The way construction product’s businesses are getting specified is changing, this is partly due to the changing nature of the workforce.
If you’re aged between 25 and 40 you’re classed as a millennial and this age group makes up 35% of the UK workforce.
Millennials are digital natives, who grew up using the internet and technology. But why is this relevant to construction products businesses?
73% of millennial workers are involved in purchasing products or services for their companies and millennial B2B buyers cited internet search and vendors’ websites as their top two means of researching products and services.
Does your construction products website cater to the needs of these modern specifiers?
If you think your website needs some improvement before directing Barbour ABI contacts to it, then read on to find out how your construction products website can get your business specified.
Whose Your Best Salesperson?
Is it Dave, Julie, or your company mascot?
What if I told you it should be your website?
Your website is working 24/7. It doesn’t take breaks, it performs consistently and it can deal with hundreds of customers at once.
The website can provide the exact resources and information that a prospect needs exactly when they’re looking for it.
The resources and content are the stepping stones you must place throughout your website to help your leads move through the buyer’s journey.
The buyer’s journey represents the stages a lead transitions through on their way to purchasing your construction products business.
You must consider the needs of a specifier at every step of this journey and have your website set up to provide them with a valuable experience no matter which stage they’re at. In the same way, a salesperson would address the specific needs of each customer they talk to.
Build It And They Will Come
Whilst Kevin Costner was talking about a baseball field, the sentiment behind this great line can be translated to your construction products website. The ‘it’ you need to build for your website is content. Specifically, content that solves the problems of your potential customers. This is the inbound philosophy, it’s all about putting the right information in front of the right people at the right time.
So that’s the ‘it’ but what about the ‘they’? Well to get prospects to visit your website you need to drive traffic to it. Create more traffic and you’ll create more opportunities.
This can be done by tailoring your content using search engine optimisation (SEO). This is where you write content that contains specific keywords and phrases that people are searching for when looking for information on the topics associated with your business. The aim is to show up on the first search engine results page (SERP). However, it’s a competitive market and over 25% of people click the first Google search result.
Most websites have a blog or news section but most are also guilty of just using it to publish internal company news, such as being nominated for an award or winning a project tender. Whilst this might be fantastic news for your team unfortunately, people outside your business simply aren’t interested in this.
So what should the blog section be used for? Well, this is where you publish the content I talked about earlier. Resources and information that is helpful and interesting to your Barbour ABI criteria.
That means, industry news, market insights and educational pieces. They’re looking for knowledge that will make their job easier. It also has the added effect of increasing your authority as an expert in your field. If you can prove you know what you’re talking about and build trust with prospects then you’ll prove to them you’re reliable and increase your chances of being specified.
Blog posts need to be fresh and updated to communicate the latest information.
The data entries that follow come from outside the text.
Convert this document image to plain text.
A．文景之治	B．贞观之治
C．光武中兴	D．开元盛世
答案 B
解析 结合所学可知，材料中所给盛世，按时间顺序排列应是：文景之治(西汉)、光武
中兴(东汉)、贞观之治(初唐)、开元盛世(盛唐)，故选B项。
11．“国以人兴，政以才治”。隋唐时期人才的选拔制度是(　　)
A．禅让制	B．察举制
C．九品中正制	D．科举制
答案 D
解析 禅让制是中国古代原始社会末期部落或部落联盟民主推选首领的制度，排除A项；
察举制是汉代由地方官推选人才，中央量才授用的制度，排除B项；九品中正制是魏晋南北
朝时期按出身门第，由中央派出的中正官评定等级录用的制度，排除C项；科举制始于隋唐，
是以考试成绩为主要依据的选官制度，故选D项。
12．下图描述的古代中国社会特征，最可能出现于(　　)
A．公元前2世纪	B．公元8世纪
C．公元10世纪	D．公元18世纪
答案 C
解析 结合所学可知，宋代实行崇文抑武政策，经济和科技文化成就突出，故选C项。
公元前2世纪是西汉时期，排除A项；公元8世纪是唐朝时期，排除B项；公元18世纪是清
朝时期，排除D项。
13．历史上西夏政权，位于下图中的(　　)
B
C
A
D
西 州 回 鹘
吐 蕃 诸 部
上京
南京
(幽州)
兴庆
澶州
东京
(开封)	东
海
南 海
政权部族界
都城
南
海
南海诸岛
They must be easy to digest, educational and inspiring to specifiers.
High-Value Resources On Your Building Product Website
Blogging is typically associated with the awareness stage of the buyer’s journey. It drives traffic and builds credibility for your construction product’s website and your brand.
But it’s not going to get you specified.
Once you’ve won the trust of a prospect you need to convert them into a lead. This would be someone who has shown a higher level of interest in your products or services and is also further along the buyer’s journey. You can get an indication of this via the content they engage with. You want them to take action, you can do this by offering more valuable content such as:
- BIM Files
- Pricing Calculators
- How to guides
- Technical Specifications
Create calls to action (CTA’s) that encourage browsers to click to download this content. Send them to landing pages designed exclusively for each piece of content. Capture some contact information and track it in your contact management system (CRM). From here your leads can be nurtured using newsletters, offers or personal emails from your sales team that help them to overcome any objections they may have to specify your product.
Earlier I asked who your best salesperson is, and whilst this was slightly tongue-in-cheek as the role of sales, or business development is a vital part of your business, I hope you’ve been able to see how your construction product’s website can help your business to get specified through Barbour ABI, Project Prospecta and as lead generation tool in its own right.
By using your website as a content hub and a go-to for any specifier looking for information you can, by leveraging SEO, drive traffic to your website. Remember to provide resources across the buyer’s journey so you’re continually delighting and providing value to website browsers, prospects, and leads.
Signpost, using CTA’s, exactly where this content can be found, make it free, downloadable and easy to access. If it’s high-value content then trade it for their contact details so you can nurture their interest before passing them on to sales.
Your construction products website shouldn’t be a passive brochure, but an active part of your sales and marketing strategy that plays a part in getting specifications.